The Italian company Oranfrizer instituted a claim in Euro against Fruitone Ltd, a farming operation in Zebediela, Limpopo. In rands the claim amounts to about R1.3 million.
The problem was that the immaculate round, orange fruit, no longer appeared round when the shipments landed in Sicily, as it was nearly all squashed and flat.
This was apparently due to how the Limpopo company packed the fruit prior to shipping.
Judge Norman Davis remarked that what was actually to be a simple case, resulted in five years of litigation between the parties and a host of experts on the subject of packing and quality control, which were called to testify.
Representatives of the he Italian company came to South Africa in 2011 with the view to buy oranges here for resale in Italy.
They visited various citrus growers and were particularly impressed by certain farming operations in Limpopo. They subsequently signed a deal with Fruitone that they would buy oranges from them and which had to be shipped to Italy.
The Italian company at first bought different varieties of oranges as samples and to explore the relationship between the parties. All went well at first and perfectly round oranges arrive in Italy.
But things went wrong the following year when Fruitone sent four shipments of navel oranges to italy. These were transported on various vessels and ranged from 3200 to 7999 cartons.
It was found that the oranges in these shipments were below par. A control officer immediately identified problems regarding the stacking of the cartons of oranges in the pallets. The procedure of stacking the 15kg carton is by packing them in levels, 10 cartons per level and eight levels high per pallet.
Instead of all the cartons being level, the lids of the uppermost cartons were not level with the bottoms of the cartons. Instead, there were gaps and the cartons on the lover level were compressed. It was found that 93% of the oranges in the lower cartons were deformed due to crushing.
Judge Davis was told that a large number of oranges had in fact been so compressed or crushed that they had split open.
The Italian quality controller testified that even if an orange had not split, the cells and flesh inside suffered damage and became liable to oxidation and decay.
This in turn resulted in a shorter shelf life and susceptibility to mould. It would be unacceptable as class 1 import oranges for the European market, it was said. Pictures of samples of the squashed oranges were handed to court.
An independent quality controller was also called in to inspect the fruit and this report also indicated that the oranges were damaged.

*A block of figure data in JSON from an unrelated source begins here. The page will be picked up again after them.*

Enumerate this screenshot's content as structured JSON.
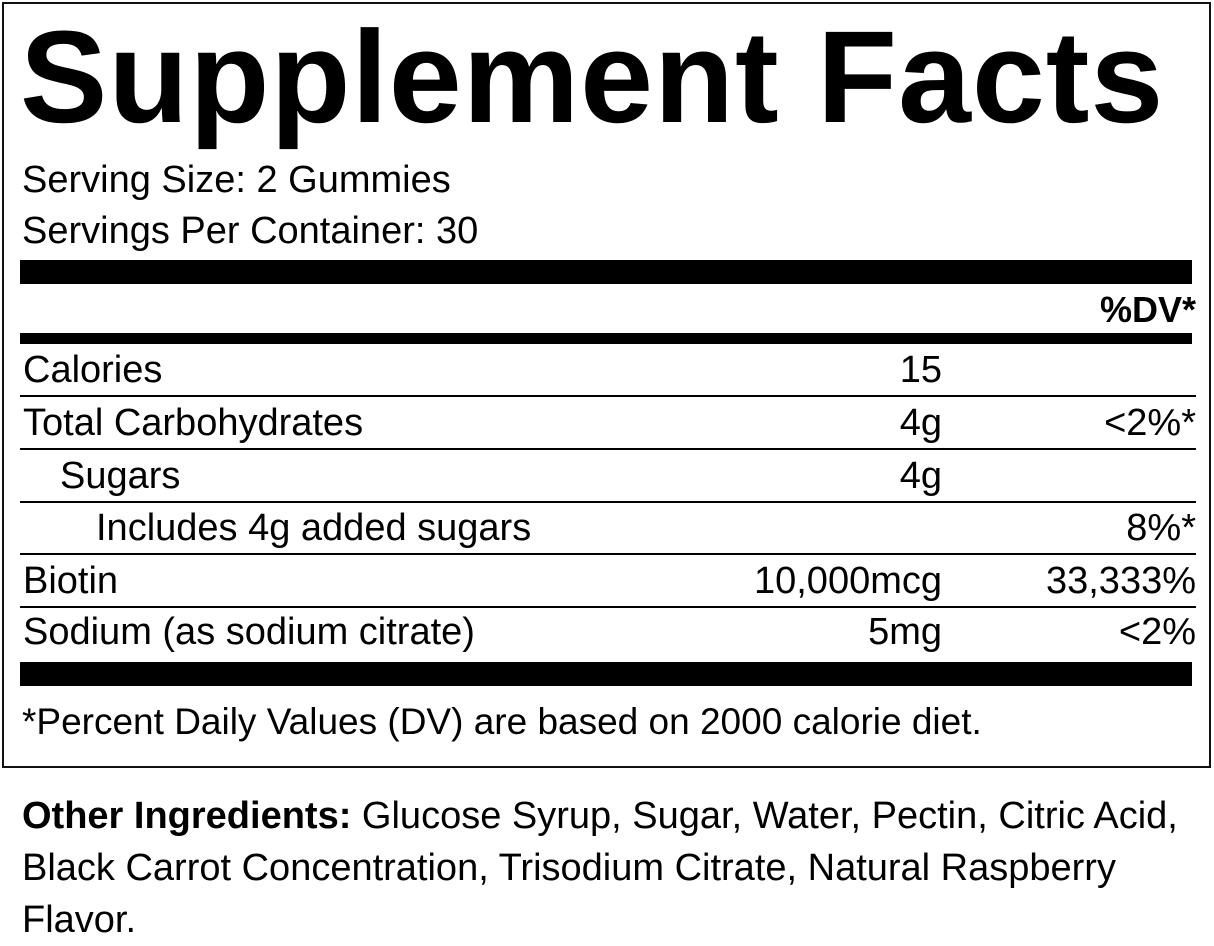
{
  "title": "Supplement Facts",
  "serving_size": "Serving Size: 2 Gummies",
  "servings_per_container": "Servings Per Container: 30",
  "dv_header": "%DV*",
  "rows": [
    {
      "name": "Calories",
      "amount": "15",
      "dv": "",
      "indent": 0
    },
    {
      "name": "Total Carbohydrates",
      "amount": "4g",
      "dv": "<2%*",
      "indent": 0
    },
    {
      "name": "Sugars",
      "amount": "4g",
      "dv": "",
      "indent": 1
    },
    {
      "name": "Includes 4g added sugars",
      "amount": "",
      "dv": "8%*",
      "indent": 2
    },
    {
      "name": "Biotin",
      "amount": "10,000mcg",
      "dv": "33,333%",
      "indent": 0
    },
    {
      "name": "Sodium (as sodium citrate)",
      "amount": "5mg",
      "dv": "<2%",
      "indent": 0
    }
  ],
  "footnote": "*Percent Daily Values (DV) are based on 2000 calorie diet.",
  "ingredients": {
    "label": "Other Ingredients:",
    "text": " Glucose Syrup, Sugar, Water, Pectin, Citric Acid, Black Carrot Concentration, Trisodium Citrate, Natural Raspberry Flavor."
  }
}
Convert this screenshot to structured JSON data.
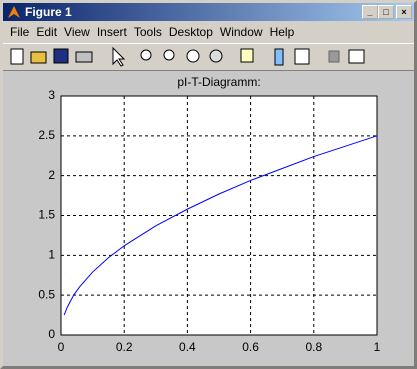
{
  "window": {
    "title": "Figure 1",
    "menu": [
      "File",
      "Edit",
      "View",
      "Insert",
      "Tools",
      "Desktop",
      "Window",
      "Help"
    ]
  },
  "chart_data": {
    "type": "line",
    "title": "pI-T-Diagramm:",
    "x": [
      0.01,
      0.02,
      0.04,
      0.06,
      0.1,
      0.15,
      0.2,
      0.3,
      0.4,
      0.5,
      0.6,
      0.7,
      0.8,
      0.9,
      1.0
    ],
    "values": [
      0.25,
      0.35,
      0.5,
      0.61,
      0.79,
      0.97,
      1.12,
      1.37,
      1.58,
      1.77,
      1.94,
      2.09,
      2.24,
      2.37,
      2.5
    ],
    "color": "#0000ff",
    "xlim": [
      0,
      1
    ],
    "xticks": [
      0,
      0.2,
      0.4,
      0.6,
      0.8,
      1
    ],
    "ylim": [
      0,
      3
    ],
    "yticks": [
      0,
      0.5,
      1,
      1.5,
      2,
      2.5,
      3
    ],
    "grid": true
  }
}
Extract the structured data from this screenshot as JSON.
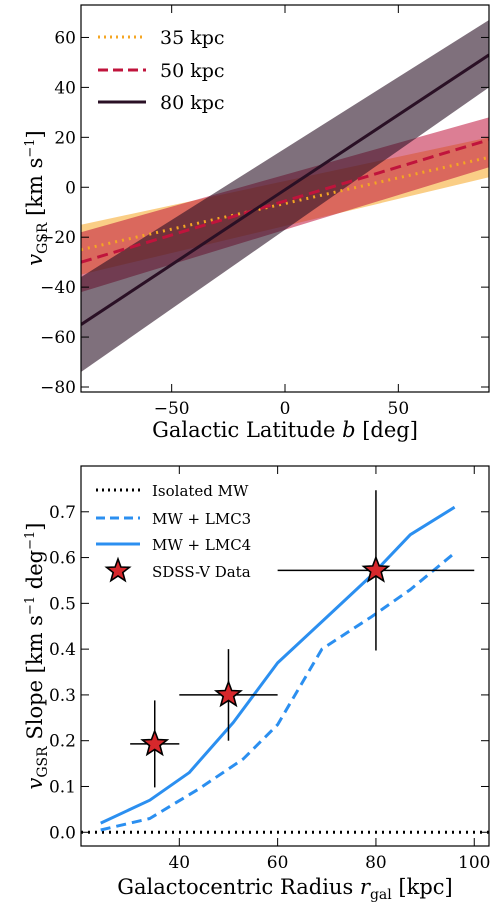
{
  "chart_data": [
    {
      "type": "line",
      "xlabel": "Galactic Latitude b [deg]",
      "ylabel": "v_GSR [km s^-1]",
      "xlim": [
        -90,
        90
      ],
      "ylim": [
        -82,
        73
      ],
      "xticks": [
        -50,
        0,
        50
      ],
      "yticks": [
        -80,
        -60,
        -40,
        -20,
        0,
        20,
        40,
        60
      ],
      "legend_position": "top-left",
      "series": [
        {
          "name": "35 kpc",
          "color": "#f5a623",
          "style": "dotted",
          "x": [
            -90,
            90
          ],
          "y": [
            -25,
            12
          ],
          "band_lower": [
            -35,
            4
          ],
          "band_upper": [
            -15,
            20
          ]
        },
        {
          "name": "50 kpc",
          "color": "#c0143c",
          "style": "dashed",
          "x": [
            -90,
            90
          ],
          "y": [
            -30,
            19
          ],
          "band_lower": [
            -42,
            8
          ],
          "band_upper": [
            -18,
            28
          ]
        },
        {
          "name": "80 kpc",
          "color": "#2a1025",
          "style": "solid",
          "x": [
            -90,
            90
          ],
          "y": [
            -55,
            53
          ],
          "band_lower": [
            -74,
            40
          ],
          "band_upper": [
            -36,
            67
          ]
        }
      ]
    },
    {
      "type": "line",
      "xlabel": "Galactocentric Radius r_gal [kpc]",
      "ylabel": "v_GSR Slope [km s^-1 deg^-1]",
      "xlim": [
        20,
        103
      ],
      "ylim": [
        -0.03,
        0.8
      ],
      "xticks": [
        40,
        60,
        80,
        100
      ],
      "yticks": [
        0.0,
        0.1,
        0.2,
        0.3,
        0.4,
        0.5,
        0.6,
        0.7
      ],
      "legend_position": "top-left",
      "series": [
        {
          "name": "Isolated MW",
          "color": "#000000",
          "style": "dotted",
          "x": [
            20,
            103
          ],
          "y": [
            0,
            0
          ]
        },
        {
          "name": "MW + LMC3",
          "color": "#2b8ff0",
          "style": "dashed",
          "x": [
            24,
            34,
            44,
            53,
            60,
            69,
            79,
            87,
            96
          ],
          "y": [
            0.005,
            0.03,
            0.095,
            0.16,
            0.235,
            0.4,
            0.47,
            0.53,
            0.61
          ]
        },
        {
          "name": "MW + LMC4",
          "color": "#2b8ff0",
          "style": "solid",
          "x": [
            24,
            34,
            42,
            51,
            60,
            70,
            79,
            87,
            96
          ],
          "y": [
            0.02,
            0.07,
            0.13,
            0.24,
            0.37,
            0.47,
            0.56,
            0.65,
            0.71
          ]
        }
      ],
      "points": {
        "name": "SDSS-V Data",
        "color": "#d6282c",
        "x": [
          35,
          50,
          80
        ],
        "y": [
          0.193,
          0.3,
          0.572
        ],
        "xerr": [
          5,
          10,
          20
        ],
        "yerr": [
          0.095,
          0.1,
          0.175
        ]
      }
    }
  ]
}
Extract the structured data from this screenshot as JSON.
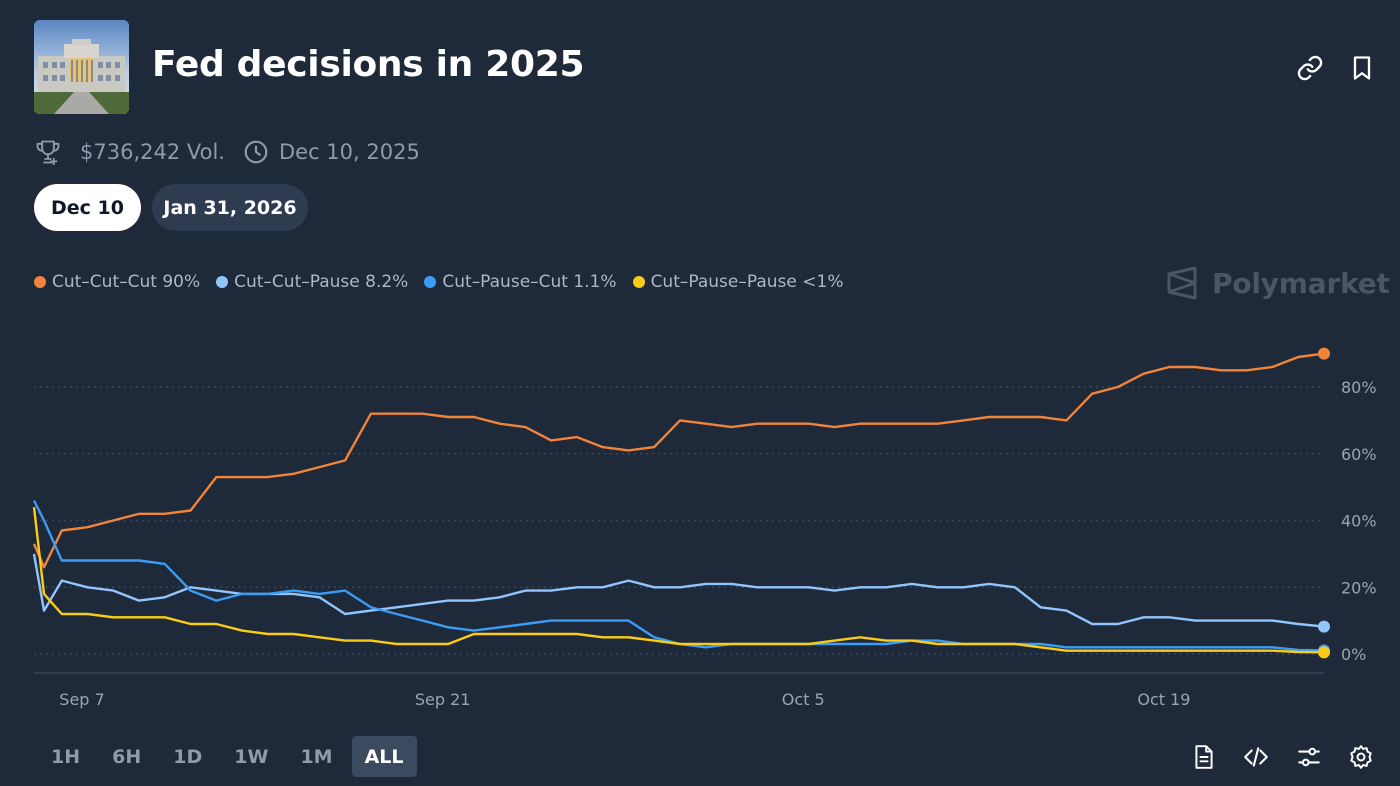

The Italian company meanwhile tried to recover its shipping and other costs incurred, such as storing, from the South African company. The latter denied any liability or wrongdoing.
Judge Davis, however, accepted the evidence delivered on behalf of the Italian company and found that the problem was in the packing of the oranges and the subsequent stacking of the boxes.
He said if one had regard to the packing and stacking of these boxes, it is no wonder that the oranges became damaged. He said no wonder the Italian expert inferred that “one need not have been an genius to figure this out.”
He ordered the South African company to pay its Italian business partner the R1.3 million the latter claimed in expenses.